Вито покачнулся, перекатившись с пятки на носок.
– Если сократить инициалы – «аноним». Можно было, наверное, и так – Анна Нора Оним, например… В общем, до 2281 года женщины по имени Мэри Джейн Доу вообще не существовало. Не рождалась, не приезжала на Марс из какого-либо другого мира, не получила образование, не имела медицинской карты ни в одной больнице. А потом, в 2281 году, всё это резко появилось. Марсианские документы, совершенно подлинные… только сделанные по спецзаказу. Я такие вещи знаю, на Экалте это норма жизни. И что интересно, с этого же 2281 года нет больше никаких сведений о другой Мэри – Мэри Гарибальди. Словно растворилась в воздухе – не училась, не работала, никуда не выезжала, не посещала врачей… А теперь взгляни на эти фотографии. Одна 2279 года, другая твоя, сделанная на Минбаре. Кажется, не очень изменилась? Оценил, романтик, на ком тебя угораздило жениться?
Раймон в полном шоке созерцал фотографию молодой девушки, которую обнимала со спины, видимо, мать – тоже черноволосая, с большими чёрными глазами, только черты лица тоньше, резче, угловатее. На другой, знакомой ему фотографии, так же он сам обнимал… да, ту же самую женщину. Мэри. Марию.
– Но… почему?
Вито поддёрнул штору и присел на подоконник.

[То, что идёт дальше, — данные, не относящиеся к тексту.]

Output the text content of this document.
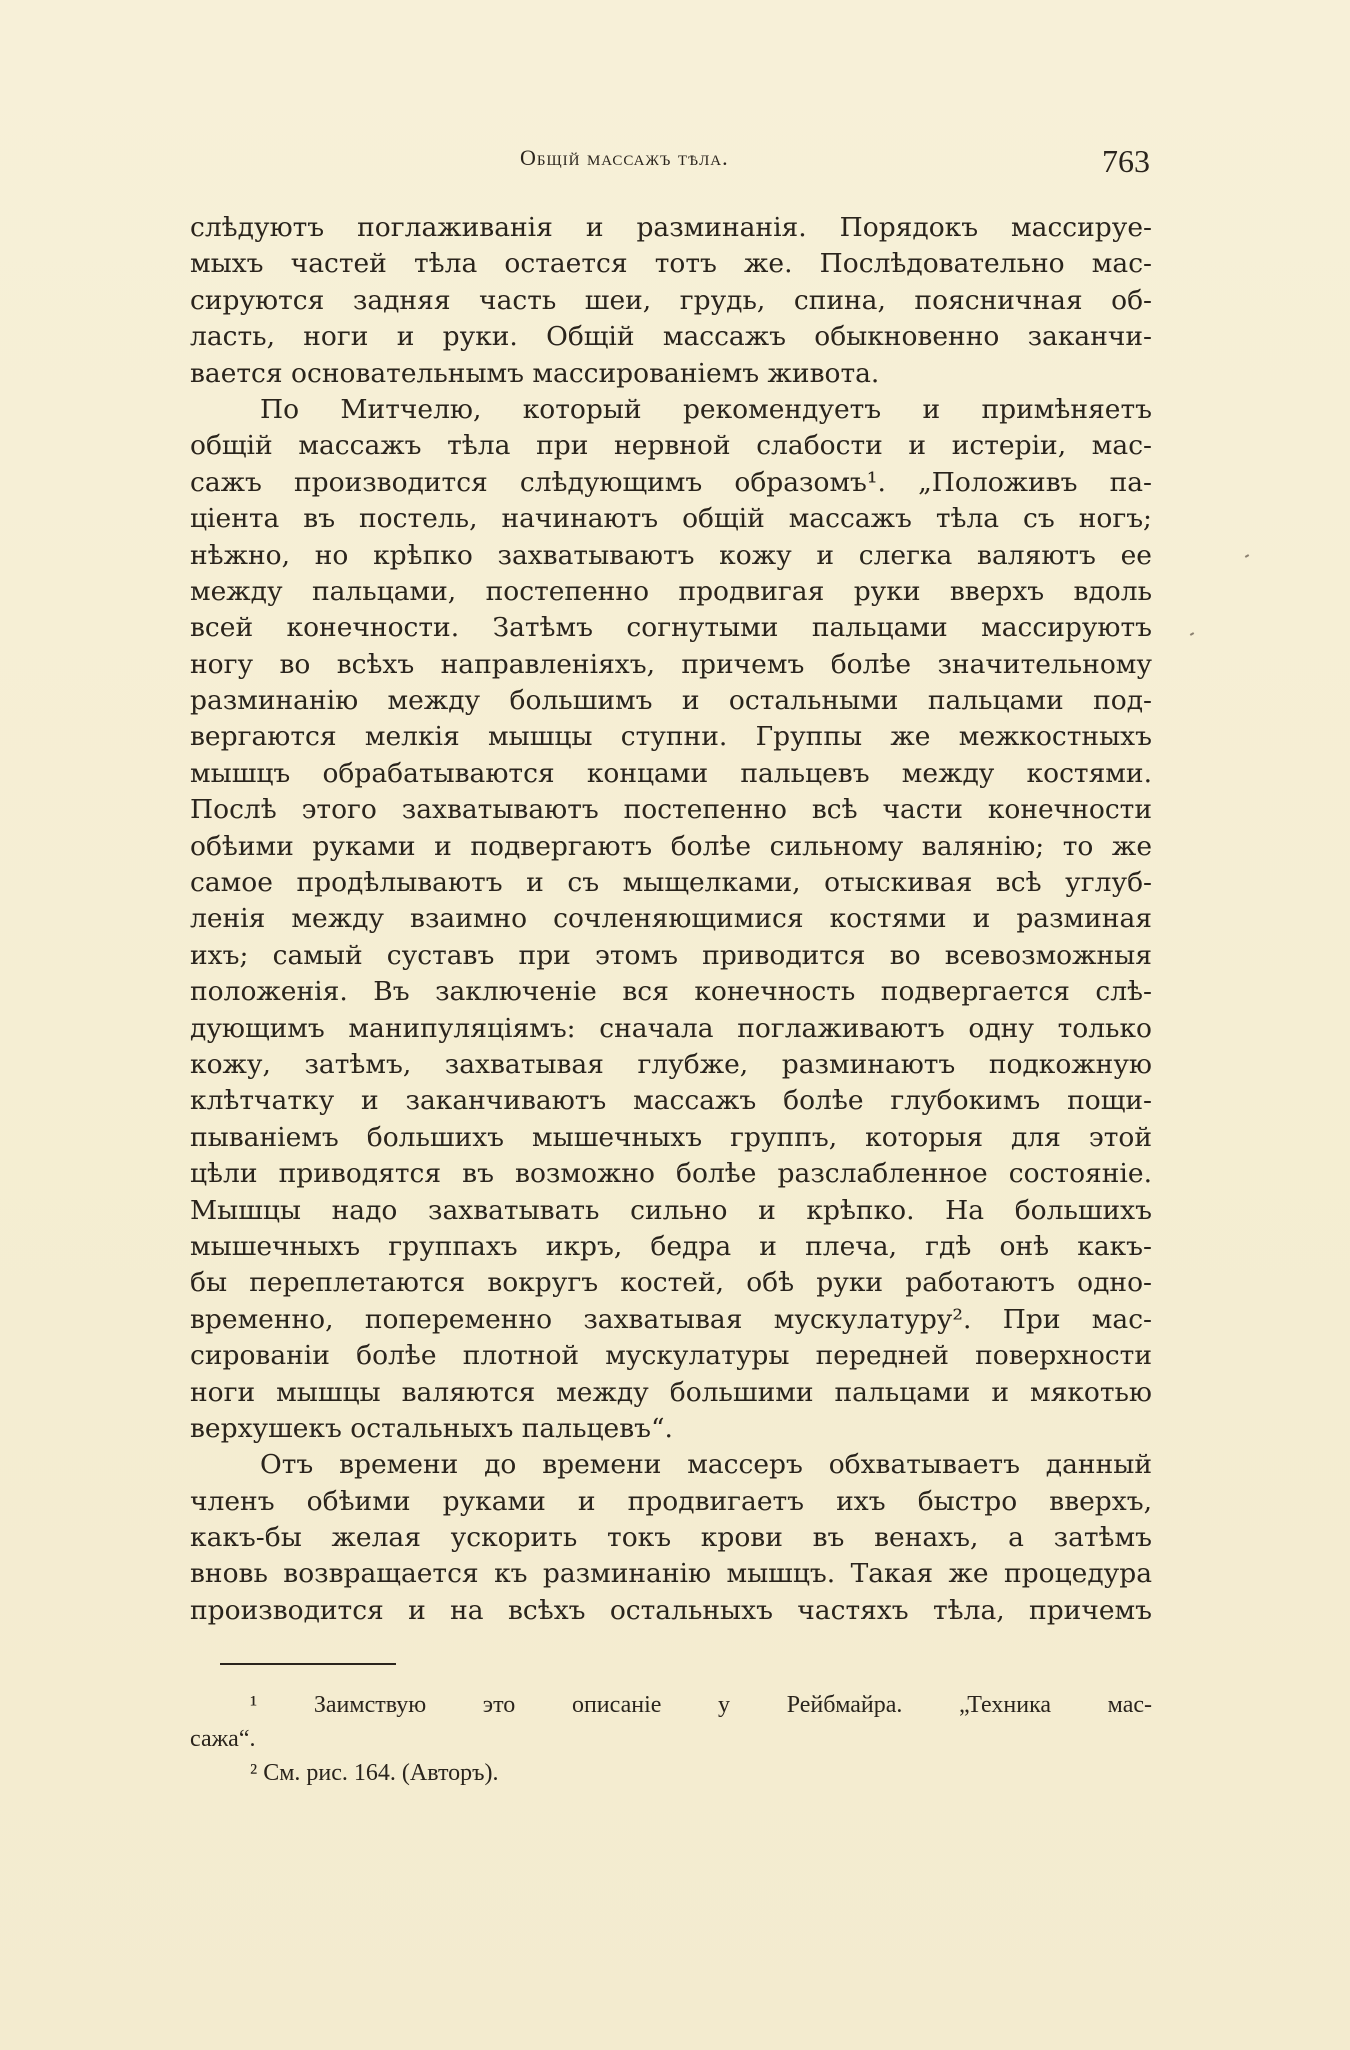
Общій массажъ тѣла.	763
слѣдуютъ поглаживанія и разминанія. Порядокъ массируе-
мыхъ частей тѣла остается тотъ же. Послѣдовательно мас-
сируются задняя часть шеи, грудь, спина, поясничная об-
ласть, ноги и руки. Общій массажъ обыкновенно заканчи-
вается основательнымъ массированіемъ живота.
По Митчелю, который рекомендуетъ и примѣняетъ
общій массажъ тѣла при нервной слабости и истеріи, мас-
сажъ производится слѣдующимъ образомъ¹. „Положивъ па-
ціента въ постель, начинаютъ общій массажъ тѣла съ ногъ;
нѣжно, но крѣпко захватываютъ кожу и слегка валяютъ ее
между пальцами, постепенно продвигая руки вверхъ вдоль
всей конечности. Затѣмъ согнутыми пальцами массируютъ
ногу во всѣхъ направленіяхъ, причемъ болѣе значительному
разминанію между большимъ и остальными пальцами под-
вергаются мелкія мышцы ступни. Группы же межкостныхъ
мышцъ обрабатываются концами пальцевъ между костями.
Послѣ этого захватываютъ постепенно всѣ части конечности
обѣими руками и подвергаютъ болѣе сильному валянію; то же
самое продѣлываютъ и съ мыщелками, отыскивая всѣ углуб-
ленія между взаимно сочленяющимися костями и разминая
ихъ; самый суставъ при этомъ приводится во всевозможныя
положенія. Въ заключеніе вся конечность подвергается слѣ-
дующимъ манипуляціямъ: сначала поглаживаютъ одну только
кожу, затѣмъ, захватывая глубже, разминаютъ подкожную
клѣтчатку и заканчиваютъ массажъ болѣе глубокимъ пощи-
пываніемъ большихъ мышечныхъ группъ, которыя для этой
цѣли приводятся въ возможно болѣе разслабленное состояніе.
Мышцы надо захватывать сильно и крѣпко. На большихъ
мышечныхъ группахъ икръ, бедра и плеча, гдѣ онѣ какъ-
бы переплетаются вокругъ костей, обѣ руки работаютъ одно-
временно, попеременно захватывая мускулатуру². При мас-
сированіи болѣе плотной мускулатуры передней поверхности
ноги мышцы валяются между большими пальцами и мякотью
верхушекъ остальныхъ пальцевъ“.
Отъ времени до времени массеръ обхватываетъ данный
членъ обѣими руками и продвигаетъ ихъ быстро вверхъ,
какъ-бы желая ускорить токъ крови въ венахъ, а затѣмъ
вновь возвращается къ разминанію мышцъ. Такая же процедура
производится и на всѣхъ остальныхъ частяхъ тѣла, причемъ
¹ Заимствую это описаніе у Рейбмайра. „Техника мас-
сажа“.
² См. рис. 164. (Авторъ).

– Семейные тайны – это всегда самое интересное. Никакие государственные в подмётки не годятся. Знаешь, в чём разница между двумя Мэри, кроме фамилий? Наличие у одной, и отсутствие у другой, пси-способностей. Мария ведь тебе упоминала, что её отец, хоть и не открещивался прямо от неё, но был очень… расстроен, когда у дочери проснулась телепатия? Легко понять, чего не ожидал, того не ожидал. В семье Гарибальди это, кстати, как я понял, первый и единственный случай. Может, конечно, передалось по линии матери, о той семье я смог найти мало… Хотя кажется, дело всё же не совсем в этом. Мэри не хотела доставлять отцу никаких хлопот и беспокойства. И при том очень хотела работать… Ей не хотелось, чтоб на неё смотрели как на богатенькую дочку, пристроенную отцом по блату. И тем более ей не хотелось, чтоб её, с её способностями, посчитали этаким семейным шпионом… Отец сделал ей новые документы, уступил её желанию. Правду знали немногие.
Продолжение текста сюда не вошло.